3.6 Cell release of the virus
Prevention of the release of the viruses from infected cells as the last step of the viral cycle, is an attractive strategy to limit the spread of the virus especially in pandemics. Drugs like zanamivir, oseltamivir, laninamivir octanoate and peramivir inhibit this step by targeting viral neuraminidase to block the release of Influenza virus (De Clercq and Li, 2016). Tetherin (bone marrow stromal cell antigen 2—BST-2, CD317) was discovered as the factor responsible for the defect in virion release of HIV-1 mutants lacking the accessory gene vpu (Van Damme et al., 2008).
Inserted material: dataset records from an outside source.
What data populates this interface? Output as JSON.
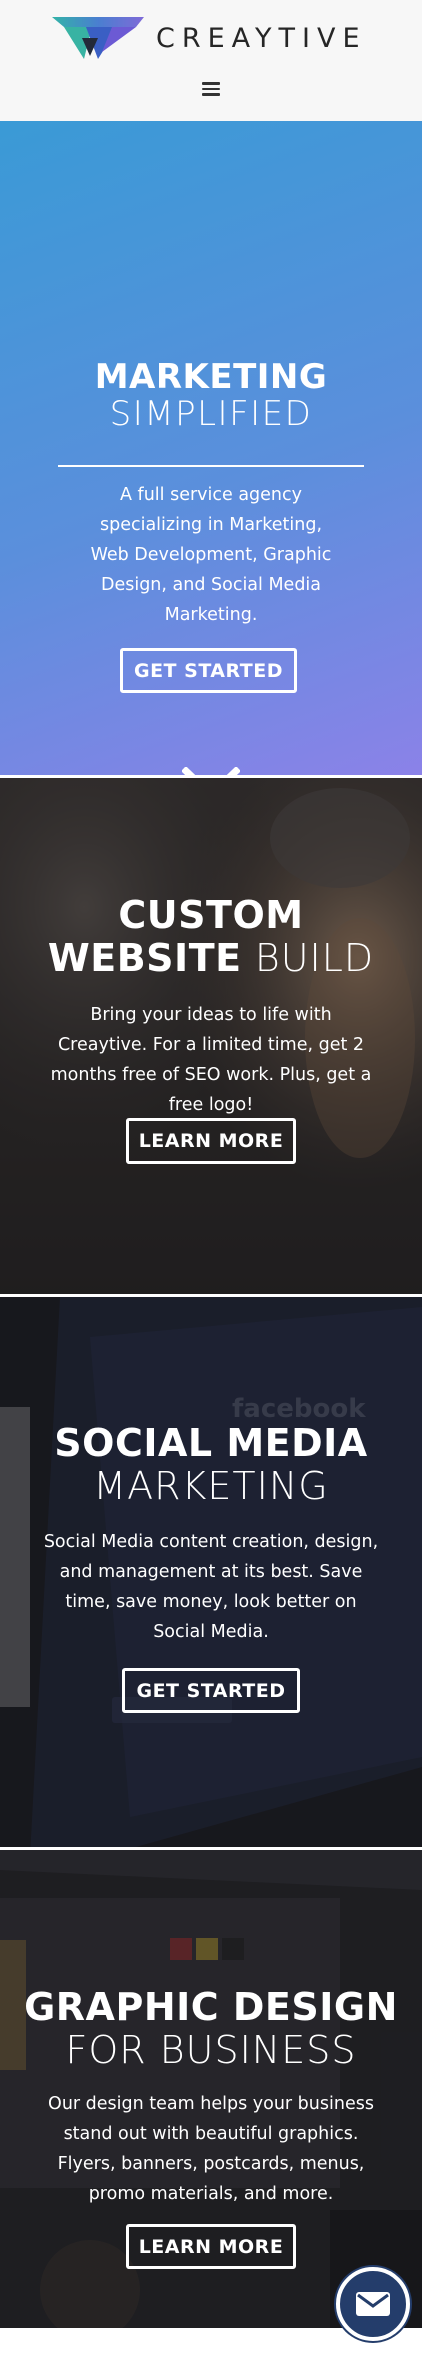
{
  "header": {
    "logo_text": "CREAYTIVE",
    "menu_icon": "hamburger-menu-icon"
  },
  "hero": {
    "title_bold": "MARKETING",
    "title_light": "SIMPLIFIED",
    "description": "A full service agency specializing in Marketing, Web Development, Graphic Design, and Social Media Marketing.",
    "button_label": "GET STARTED",
    "scroll_icon": "chevron-down-icon",
    "gradient": [
      "#3a9ad6",
      "#8b82e8"
    ]
  },
  "website_section": {
    "title_bold_line1": "CUSTOM",
    "title_bold_line2": "WEBSITE",
    "title_light": "BUILD",
    "description": "Bring your ideas to life with Creaytive. For a limited time, get 2 months free of SEO work. Plus, get a free logo!",
    "button_label": "LEARN MORE"
  },
  "social_section": {
    "title_bold": "SOCIAL MEDIA",
    "title_light": "MARKETING",
    "description": "Social Media content creation, design, and management at its best. Save time, save money, look better on Social Media.",
    "button_label": "GET STARTED"
  },
  "graphic_section": {
    "title_bold": "GRAPHIC DESIGN",
    "title_light": "FOR BUSINESS",
    "description": "Our design team helps your business stand out with beautiful graphics. Flyers, banners, postcards, menus, promo materials, and more.",
    "button_label": "LEARN MORE"
  },
  "contact_fab": {
    "icon": "envelope-icon",
    "color": "#243d6b"
  }
}
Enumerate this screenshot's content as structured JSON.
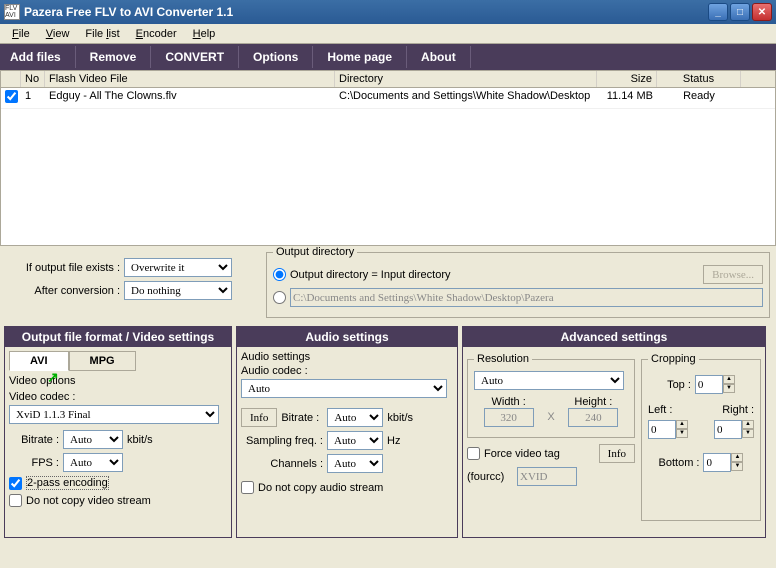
{
  "window": {
    "title": "Pazera Free FLV to AVI Converter 1.1",
    "icon": "FLV AVI"
  },
  "menu": [
    "File",
    "View",
    "File list",
    "Encoder",
    "Help"
  ],
  "menuUnder": [
    "F",
    "V",
    "l",
    "E",
    "H"
  ],
  "toolbar": [
    "Add files",
    "Remove",
    "CONVERT",
    "Options",
    "Home page",
    "About"
  ],
  "columns": {
    "no": "No",
    "file": "Flash Video File",
    "dir": "Directory",
    "size": "Size",
    "status": "Status"
  },
  "rows": [
    {
      "checked": true,
      "no": "1",
      "file": "Edguy - All The Clowns.flv",
      "dir": "C:\\Documents and Settings\\White Shadow\\Desktop",
      "size": "11.14 MB",
      "status": "Ready"
    }
  ],
  "ifexists": {
    "label": "If output file exists :",
    "value": "Overwrite it"
  },
  "afterconv": {
    "label": "After conversion :",
    "value": "Do nothing"
  },
  "outdir": {
    "title": "Output directory",
    "opt1": "Output directory = Input directory",
    "path": "C:\\Documents and Settings\\White Shadow\\Desktop\\Pazera",
    "browse": "Browse..."
  },
  "panels": {
    "video": {
      "title": "Output file format / Video settings",
      "tabs": [
        "AVI",
        "MPG"
      ],
      "voHeader": "Video options",
      "codecLabel": "Video codec :",
      "codec": "XviD 1.1.3 Final",
      "bitrateLabel": "Bitrate :",
      "bitrate": "Auto",
      "bitrateUnit": "kbit/s",
      "fpsLabel": "FPS :",
      "fps": "Auto",
      "twopass": "2-pass encoding",
      "nocopy": "Do not copy video stream"
    },
    "audio": {
      "title": "Audio settings",
      "asHeader": "Audio settings",
      "codecLabel": "Audio codec :",
      "codec": "Auto",
      "info": "Info",
      "bitrateLabel": "Bitrate :",
      "bitrate": "Auto",
      "bitrateUnit": "kbit/s",
      "sampLabel": "Sampling freq. :",
      "samp": "Auto",
      "sampUnit": "Hz",
      "chLabel": "Channels :",
      "ch": "Auto",
      "nocopy": "Do not copy audio stream"
    },
    "adv": {
      "title": "Advanced settings",
      "resLabel": "Resolution",
      "res": "Auto",
      "widthLabel": "Width :",
      "width": "320",
      "heightLabel": "Height :",
      "height": "240",
      "forcetag": "Force video tag",
      "info": "Info",
      "fourccLabel": "(fourcc)",
      "fourcc": "XVID",
      "cropLabel": "Cropping",
      "top": "Top :",
      "left": "Left :",
      "right": "Right :",
      "bottom": "Bottom :",
      "zero": "0"
    }
  }
}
One of the coronavirus virulence factors is ORF7a that inhibits the bone marrow matrix antigen 2 (BST-2) (Taylor et al., 2015) related to its escape from the innate immune system by host mRNA degradation and interferon production inhibition. Bone marrow matrix antigen 2 (BST-2), also known as tetherin or CD 317, is a host protein constitutively expressed in mature B cells, plasma cells and plasmacytoid dendritic cells, that can inhibit the release of newly-assembled coronavirus from host cells. The evidence suggests that ORF7a may be a potential target for antiviral drug discovery of 2019-nCoV.